The Single Tax and Economists

Robert Bruce Brinsmade

[Reprinted from The Bulletin of the American Economic Association, April, 1911. A paper presented at the twenty-third annual meeting of the American Economic Association, St. Louis, Missouri, December, 1910]

I wish first to pay a tribute to the frank and very able paper of Professor Davenport. I only wish that his paper, along with the supplemental criticisms of Professors Carver and Robinson, could be published in every trade-union paper of the United States, for I feel sure it would do much to counteract, in trade-union circles, the distrust of professional economists as helpers in the great movement for social reform and industrial equity. Professor Davenport, however, is evidently unfamiliar with the practical proposals of the single-taxers in his inference that they consider chiefly agricultural land values. Such a rendering, I believe, has no basis even in Progress and Poverty, and if one reads Natural Taxation and the A. B. C. of Taxation, the works respectively of T. G. Shearman and C. B. Fillebrown, the practical textbooks of the reform, the mistake is yet more evident.

Single-taxers propose to raise revenue from land value alone, but as they include in their term "land" not only farms but forests, mineral deposits, town sites, and public utility franchises (for the use of land and waterways and resources), I believe they cover all the sources of Professor Carver's "findings" (or legitimate unearned increments ) except patents. The practical method of assessment of these various types of land value is suggested in my article entitled "Natural Taxation of Mining and Timber Land", published in Conservation for May, 1909, and in the Miming World for November 20, 1909.

The gains from monopolistic patent rights can be justified as both a return to the inventor for his brain work and as an inducement for him to record, for the benefit of society, his discovery, which, if kept secret, might otherwise die with him. On this basis undoubtedly our patent law has been abused, but it can be easily amended at any time to make it conform to practical justice. Land rent, however, on the other hand inevitably arises in any competitive society, and the only question before the social reformer is, who shall be allowed to absorb it? Shall it all go to society or shall individual land holders get the whole or part of it? If one had heard today only the paper of Professor Adams and its criticism, he would have thought that taxation was a mere matter of fiscal adjustment. When one considers, however, that our present national and local governments spend about two billion dollars annually or at least one tenth of our total wealth production, it may be seen that taxation has become probably the chief factor in deciding how wealth shall be distributed among the different classes of society. Professor Davenport thinks that a direct land-value tax might be a social danger, but could anything be more demoralizing than our present indirect national taxation? In the many communities in which I have resided, the idea of the average voter of the chief purpose of a federal congressman is that he should act as a sluiceway to divert the stream of national expenditure into his local community. Would there be such a pressure on a congressman for public buildings, river and harbor works, pensions, etc., if his constituents understood that they were paying for them? Now, most voters think that a national grant is like money from home or a legacy from grandmother.

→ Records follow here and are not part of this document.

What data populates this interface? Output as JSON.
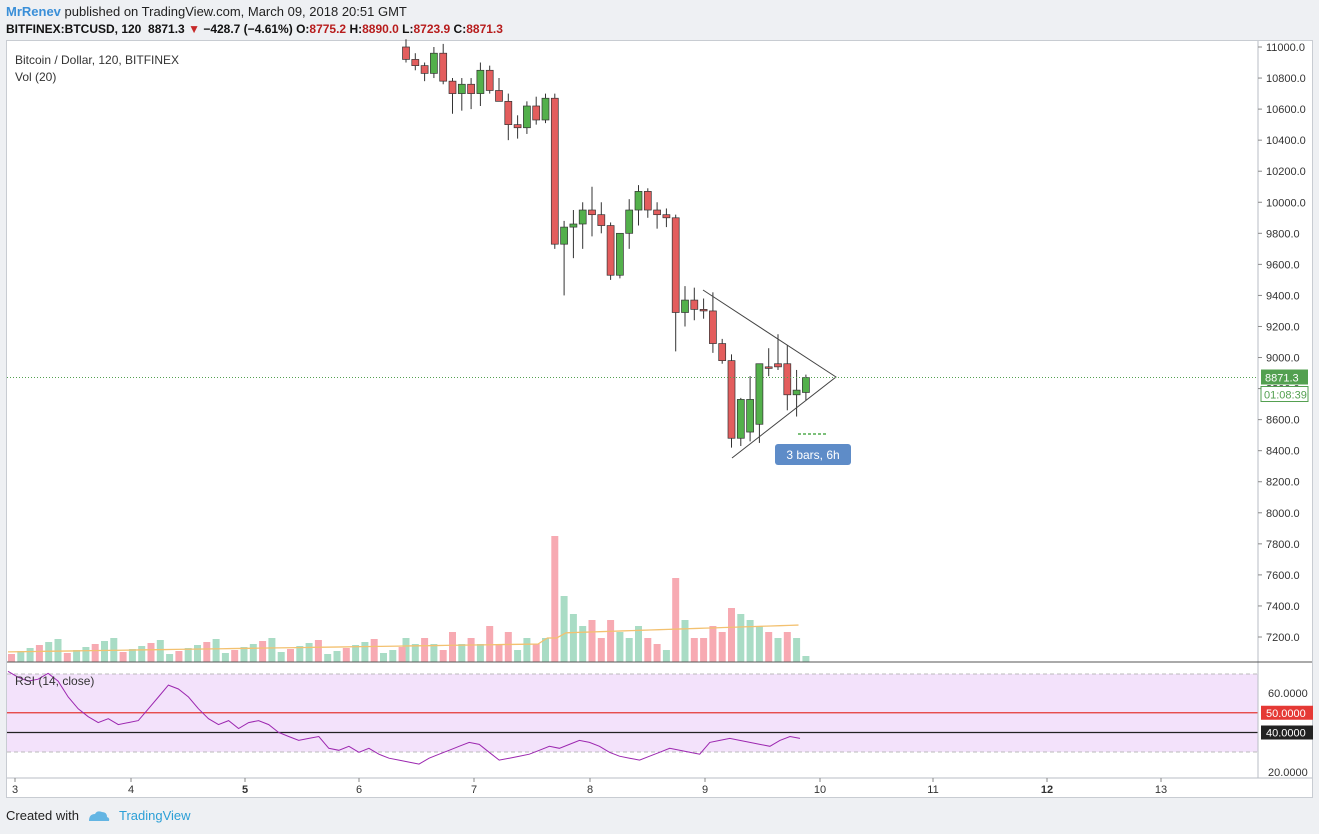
{
  "header": {
    "author": "MrRenev",
    "published_text": "published on TradingView.com, March 09, 2018 20:51 GMT"
  },
  "symbol_bar": {
    "symbol": "BITFINEX:BTCUSD, 120",
    "last": "8871.3",
    "arrow": "▼",
    "change": "−428.7 (−4.61%)",
    "open_label": "O:",
    "open": "8775.2",
    "high_label": "H:",
    "high": "8890.0",
    "low_label": "L:",
    "low": "8723.9",
    "close_label": "C:",
    "close": "8871.3"
  },
  "legend": {
    "title": "Bitcoin / Dollar, 120, BITFINEX",
    "volume": "Vol (20)",
    "rsi": "RSI (14, close)"
  },
  "price_axis": {
    "ticks": [
      "11000.0",
      "10800.0",
      "10600.0",
      "10400.0",
      "10200.0",
      "10000.0",
      "9800.0",
      "9600.0",
      "9400.0",
      "9200.0",
      "9000.0",
      "8800.0",
      "8600.0",
      "8400.0",
      "8200.0",
      "8000.0",
      "7800.0",
      "7600.0",
      "7400.0",
      "7200.0"
    ],
    "last_price_label": "8871.3",
    "countdown_label": "01:08:39"
  },
  "rsi_axis": {
    "ticks": [
      "60.0000",
      "20.0000"
    ],
    "upper_label": "50.0000",
    "lower_label": "40.0000"
  },
  "time_axis": {
    "ticks": [
      "3",
      "4",
      "5",
      "6",
      "7",
      "8",
      "9",
      "10",
      "11",
      "12",
      "13"
    ],
    "bold_ticks": [
      "5",
      "12"
    ]
  },
  "annotation": {
    "bars_label": "3 bars, 6h"
  },
  "footer": {
    "created_with": "Created with",
    "brand": "TradingView"
  },
  "colors": {
    "up": "#53b04b",
    "down": "#e35d5d",
    "vol_up": "#a9dcc5",
    "vol_down": "#f7aab2",
    "vol_ma": "#f3c170",
    "rsi_line": "#9c27b0",
    "rsi_band": "#f3e2fb",
    "last_price": "#53a050",
    "badge": "#5e8cc8"
  },
  "chart_data": {
    "type": "candlestick",
    "title": "Bitcoin / Dollar, 120, BITFINEX",
    "ylim": [
      7050,
      11000
    ],
    "candles": [
      {
        "o": 11000,
        "h": 11050,
        "l": 10900,
        "c": 10920
      },
      {
        "o": 10920,
        "h": 10960,
        "l": 10850,
        "c": 10880
      },
      {
        "o": 10880,
        "h": 10900,
        "l": 10780,
        "c": 10830
      },
      {
        "o": 10830,
        "h": 11000,
        "l": 10800,
        "c": 10960
      },
      {
        "o": 10960,
        "h": 11020,
        "l": 10760,
        "c": 10780
      },
      {
        "o": 10780,
        "h": 10800,
        "l": 10570,
        "c": 10700
      },
      {
        "o": 10700,
        "h": 10800,
        "l": 10590,
        "c": 10760
      },
      {
        "o": 10760,
        "h": 10800,
        "l": 10600,
        "c": 10700
      },
      {
        "o": 10700,
        "h": 10900,
        "l": 10620,
        "c": 10850
      },
      {
        "o": 10850,
        "h": 10880,
        "l": 10700,
        "c": 10720
      },
      {
        "o": 10720,
        "h": 10800,
        "l": 10650,
        "c": 10650
      },
      {
        "o": 10650,
        "h": 10700,
        "l": 10400,
        "c": 10500
      },
      {
        "o": 10500,
        "h": 10560,
        "l": 10410,
        "c": 10480
      },
      {
        "o": 10480,
        "h": 10650,
        "l": 10440,
        "c": 10620
      },
      {
        "o": 10620,
        "h": 10680,
        "l": 10500,
        "c": 10530
      },
      {
        "o": 10530,
        "h": 10700,
        "l": 10510,
        "c": 10670
      },
      {
        "o": 10670,
        "h": 10700,
        "l": 9700,
        "c": 9730
      },
      {
        "o": 9730,
        "h": 9880,
        "l": 9400,
        "c": 9840
      },
      {
        "o": 9840,
        "h": 9950,
        "l": 9640,
        "c": 9860
      },
      {
        "o": 9860,
        "h": 10000,
        "l": 9700,
        "c": 9950
      },
      {
        "o": 9950,
        "h": 10100,
        "l": 9780,
        "c": 9920
      },
      {
        "o": 9920,
        "h": 10000,
        "l": 9800,
        "c": 9850
      },
      {
        "o": 9850,
        "h": 9870,
        "l": 9500,
        "c": 9530
      },
      {
        "o": 9530,
        "h": 9800,
        "l": 9510,
        "c": 9800
      },
      {
        "o": 9800,
        "h": 10020,
        "l": 9700,
        "c": 9950
      },
      {
        "o": 9950,
        "h": 10110,
        "l": 9850,
        "c": 10070
      },
      {
        "o": 10070,
        "h": 10090,
        "l": 9900,
        "c": 9950
      },
      {
        "o": 9950,
        "h": 10000,
        "l": 9830,
        "c": 9920
      },
      {
        "o": 9920,
        "h": 9960,
        "l": 9840,
        "c": 9900
      },
      {
        "o": 9900,
        "h": 9920,
        "l": 9040,
        "c": 9290
      },
      {
        "o": 9290,
        "h": 9460,
        "l": 9200,
        "c": 9370
      },
      {
        "o": 9370,
        "h": 9450,
        "l": 9240,
        "c": 9310
      },
      {
        "o": 9310,
        "h": 9380,
        "l": 9250,
        "c": 9300
      },
      {
        "o": 9300,
        "h": 9420,
        "l": 9030,
        "c": 9090
      },
      {
        "o": 9090,
        "h": 9120,
        "l": 8960,
        "c": 8980
      },
      {
        "o": 8980,
        "h": 9020,
        "l": 8420,
        "c": 8480
      },
      {
        "o": 8480,
        "h": 8740,
        "l": 8430,
        "c": 8730
      },
      {
        "o": 8520,
        "h": 8880,
        "l": 8460,
        "c": 8730
      },
      {
        "o": 8570,
        "h": 8960,
        "l": 8450,
        "c": 8960
      },
      {
        "o": 8940,
        "h": 9060,
        "l": 8880,
        "c": 8930
      },
      {
        "o": 8960,
        "h": 9150,
        "l": 8920,
        "c": 8940
      },
      {
        "o": 8960,
        "h": 9080,
        "l": 8660,
        "c": 8760
      },
      {
        "o": 8760,
        "h": 8920,
        "l": 8620,
        "c": 8790
      },
      {
        "o": 8775,
        "h": 8890,
        "l": 8724,
        "c": 8871
      }
    ],
    "volume_scale": [
      0,
      1
    ],
    "volumes": [
      {
        "v": 0.04,
        "up": true
      },
      {
        "v": 0.03,
        "up": true
      },
      {
        "v": 0.04,
        "up": false
      },
      {
        "v": 0.03,
        "up": true
      },
      {
        "v": 0.02,
        "up": false
      },
      {
        "v": 0.05,
        "up": false
      },
      {
        "v": 0.03,
        "up": true
      },
      {
        "v": 0.04,
        "up": false
      },
      {
        "v": 0.03,
        "up": true
      },
      {
        "v": 0.06,
        "up": false
      },
      {
        "v": 0.03,
        "up": false
      },
      {
        "v": 0.05,
        "up": false
      },
      {
        "v": 0.02,
        "up": true
      },
      {
        "v": 0.04,
        "up": true
      },
      {
        "v": 0.03,
        "up": false
      },
      {
        "v": 0.04,
        "up": true
      },
      {
        "v": 0.21,
        "up": false
      },
      {
        "v": 0.11,
        "up": true
      },
      {
        "v": 0.08,
        "up": true
      },
      {
        "v": 0.06,
        "up": true
      },
      {
        "v": 0.07,
        "up": false
      },
      {
        "v": 0.04,
        "up": false
      },
      {
        "v": 0.07,
        "up": false
      },
      {
        "v": 0.05,
        "up": true
      },
      {
        "v": 0.04,
        "up": true
      },
      {
        "v": 0.06,
        "up": true
      },
      {
        "v": 0.04,
        "up": false
      },
      {
        "v": 0.03,
        "up": false
      },
      {
        "v": 0.02,
        "up": true
      },
      {
        "v": 0.14,
        "up": false
      },
      {
        "v": 0.07,
        "up": true
      },
      {
        "v": 0.04,
        "up": false
      },
      {
        "v": 0.04,
        "up": false
      },
      {
        "v": 0.06,
        "up": false
      },
      {
        "v": 0.05,
        "up": false
      },
      {
        "v": 0.09,
        "up": false
      },
      {
        "v": 0.08,
        "up": true
      },
      {
        "v": 0.07,
        "up": true
      },
      {
        "v": 0.06,
        "up": true
      },
      {
        "v": 0.05,
        "up": false
      },
      {
        "v": 0.04,
        "up": true
      },
      {
        "v": 0.05,
        "up": false
      },
      {
        "v": 0.04,
        "up": true
      },
      {
        "v": 0.01,
        "up": true
      }
    ],
    "rsi_ylim": [
      20,
      70
    ],
    "rsi": [
      71,
      68,
      66,
      67,
      70,
      66,
      58,
      52,
      48,
      45,
      47,
      44,
      45,
      46,
      52,
      58,
      64,
      62,
      58,
      52,
      47,
      44,
      46,
      42,
      45,
      46,
      44,
      40,
      38,
      36,
      37,
      38,
      32,
      31,
      33,
      30,
      32,
      29,
      27,
      26,
      25,
      24,
      27,
      29,
      31,
      33,
      35,
      34,
      30,
      26,
      27,
      28,
      29,
      31,
      33,
      32,
      34,
      36,
      35,
      33,
      30,
      28,
      27,
      26,
      28,
      30,
      32,
      31,
      30,
      29,
      35,
      36,
      37,
      36,
      35,
      34,
      33,
      36,
      38,
      37
    ]
  }
}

How the single tax would alter for the better the development of our natural resources can only be appreciated by a practical producer. For fifteen years I have been in practice as a mining engineer in many countries. I have been everywhere astounded that our laws still permit land-gamblers to hold up would-be developers to an extent now feasible in few foreign states. The conservation movement is but the first step toward the restoration of our land to the people. The long tolerance of present taxation absurdities by our producers is due to their ignorance of economic science. When the significance of Professor Davenport's paper becomes once known generally, there will be some fur flying among speculators, monopolists, and their dupes and lackeys.

As to Professor Robinson's idea that society has a right only to the future unearned increment, I wish to dissent. It is probably true that it would be impractical to recover the land rent paid in the past, but the recovery of that to be paid in the future (which is capitalized as the present selling value of land) is quite a different matter.

The abolition of the private appropriation of economic rent is analogous to that of chattel slavery. The latter was abolished in Brazil, without money payments to slave owners, by the device of gradual emancipation during a generation. In the same way, Mr. Fillebrown proposes to increase the land value tax 1 per cent annually for thirty years, while decreasing other taxes proportionately. This would suffice to throw the whole burden of government upon land values, raising the 20 per cent of rent now absorbed by taxation to the 50 per cent required for the whole expense of government. This would still leave 50 per cent in the hands of the land holders, which might be considered partly as a commission for rent collection, partly as a bonus for the risk of land development, partly as a margin covering incorrect assessment, and partly as a reserve available for society, through additional taxation, in case of sudden emergencies like earthquakes, famine, pestilence, or war. It is probable that all rent, beyond that needed to cover the actual requirements of the last paragraph, will gradually be absorbed by the future single tax society to cover the increased expenses of a developing social integration.